I should note that someone has already ported Quake in its entirety to three.js using Claude, so I'm somewhat reinventing the wheel, but the only time I ever referenced that project was pointing Claude to one single source file that handled lightmaps, as Claude was having a hard time getting the implementation right from just random Internet-sourced documentation and "intuition". The only other thing it struggled with repeatedly was conversion of Quake angles to three.js angles. Even though the formula was extremely simple it took a long time to get Claude to implement it consistently, and it had to be prompted to standardize it in a utility function instead of having multiple near-identical formulas in several places.
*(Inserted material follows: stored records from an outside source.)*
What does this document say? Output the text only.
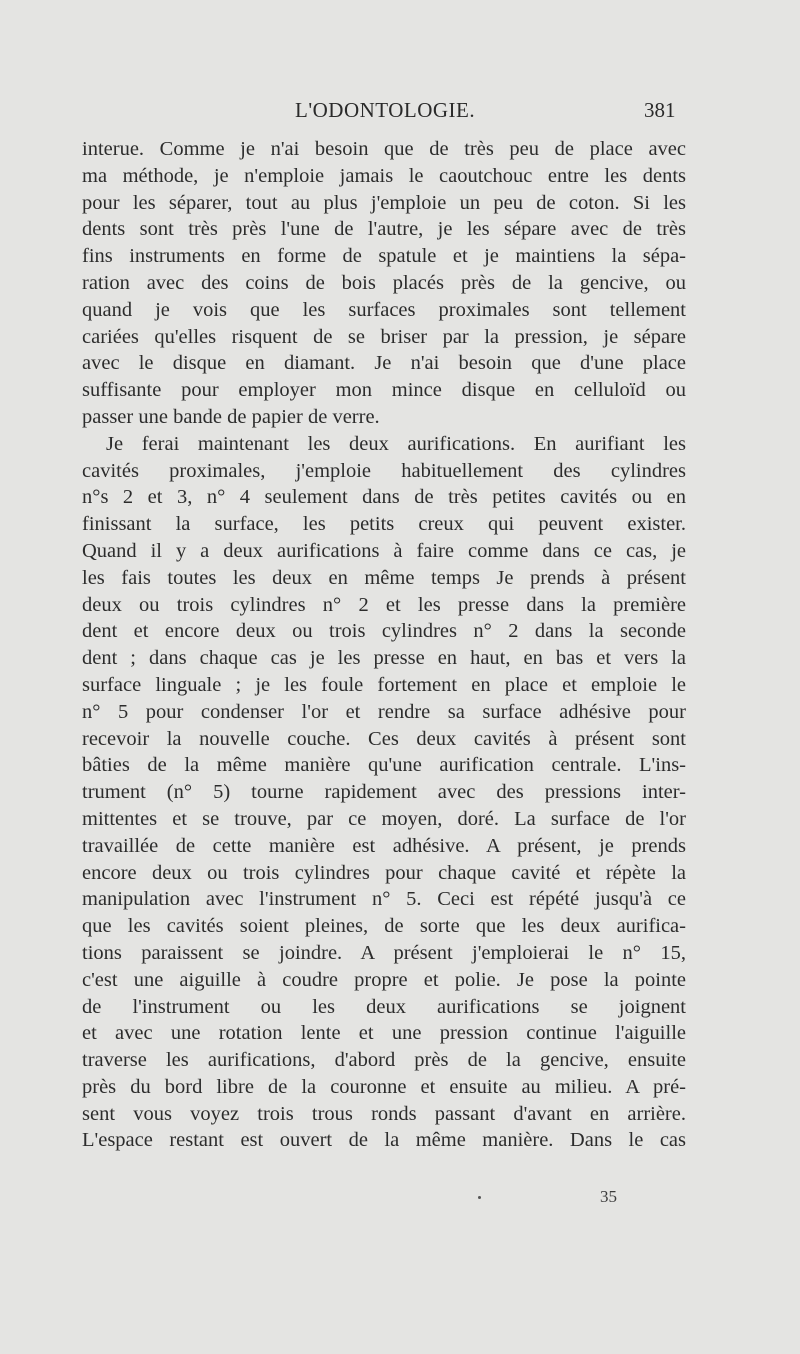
L'ODONTOLOGIE.	381
interue. Comme je n'ai besoin que de très peu de place avec
ma méthode, je n'emploie jamais le caoutchouc entre les dents
pour les séparer, tout au plus j'emploie un peu de coton. Si les
dents sont très près l'une de l'autre, je les sépare avec de très
fins instruments en forme de spatule et je maintiens la sépa-
ration avec des coins de bois placés près de la gencive, ou
quand je vois que les surfaces proximales sont tellement
cariées qu'elles risquent de se briser par la pression, je sépare
avec le disque en diamant. Je n'ai besoin que d'une place
suffisante pour employer mon mince disque en celluloïd ou
passer une bande de papier de verre.
Je ferai maintenant les deux aurifications. En aurifiant les
cavités proximales, j'emploie habituellement des cylindres
n°s 2 et 3, n° 4 seulement dans de très petites cavités ou en
finissant la surface, les petits creux qui peuvent exister.
Quand il y a deux aurifications à faire comme dans ce cas, je
les fais toutes les deux en même temps Je prends à présent
deux ou trois cylindres n° 2 et les presse dans la première
dent et encore deux ou trois cylindres n° 2 dans la seconde
dent ; dans chaque cas je les presse en haut, en bas et vers la
surface linguale ; je les foule fortement en place et emploie le
n° 5 pour condenser l'or et rendre sa surface adhésive pour
recevoir la nouvelle couche. Ces deux cavités à présent sont
bâties de la même manière qu'une aurification centrale. L'ins-
trument (n° 5) tourne rapidement avec des pressions inter-
mittentes et se trouve, par ce moyen, doré. La surface de l'or
travaillée de cette manière est adhésive. A présent, je prends
encore deux ou trois cylindres pour chaque cavité et répète la
manipulation avec l'instrument n° 5. Ceci est répété jusqu'à ce
que les cavités soient pleines, de sorte que les deux aurifica-
tions paraissent se joindre. A présent j'emploierai le n° 15,
c'est une aiguille à coudre propre et polie. Je pose la pointe
de l'instrument ou les deux aurifications se joignent
et avec une rotation lente et une pression continue l'aiguille
traverse les aurifications, d'abord près de la gencive, ensuite
près du bord libre de la couronne et ensuite au milieu. A pré-
sent vous voyez trois trous ronds passant d'avant en arrière.
L'espace restant est ouvert de la même manière. Dans le cas
35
It did get there eventually, but required a lot of handholding. When I say a lot I mean multiple rounds of prompts. It's more about the tokens being wasted than the time, honestly.
Virtually every other feature I asked for it has managed to do completely by itself, coming up with fixes when I report issues, throwing in smart logging and diagnostics when it needs more information and generally just being surprisingly - even astonishingly - competent.
Maybe I need to give Gemini another shot, but frankly I'm blown away by what Claude has managed to do. It's already earned its £18 for this month, as just watching it work has been a fascinating journey, and I've learned a lot even if it is just for a niche and fairly useless hobby project.
Believe me, I think AI - and especially LLMs - are an extremely unbalanced double-edged sword. I worry for white-collar employment in the future. I hate the RAM and HDD shortages that the bubble has produced. I hate the environmental impact of datacentres and the massive energy costs. Despite all of this, I am coming around to the fact that LLMs really do have a place, and really do provide value in some scenarios.
I look forward to trying Sonnet 4.6 and seeing how it compares to what I've already experienced.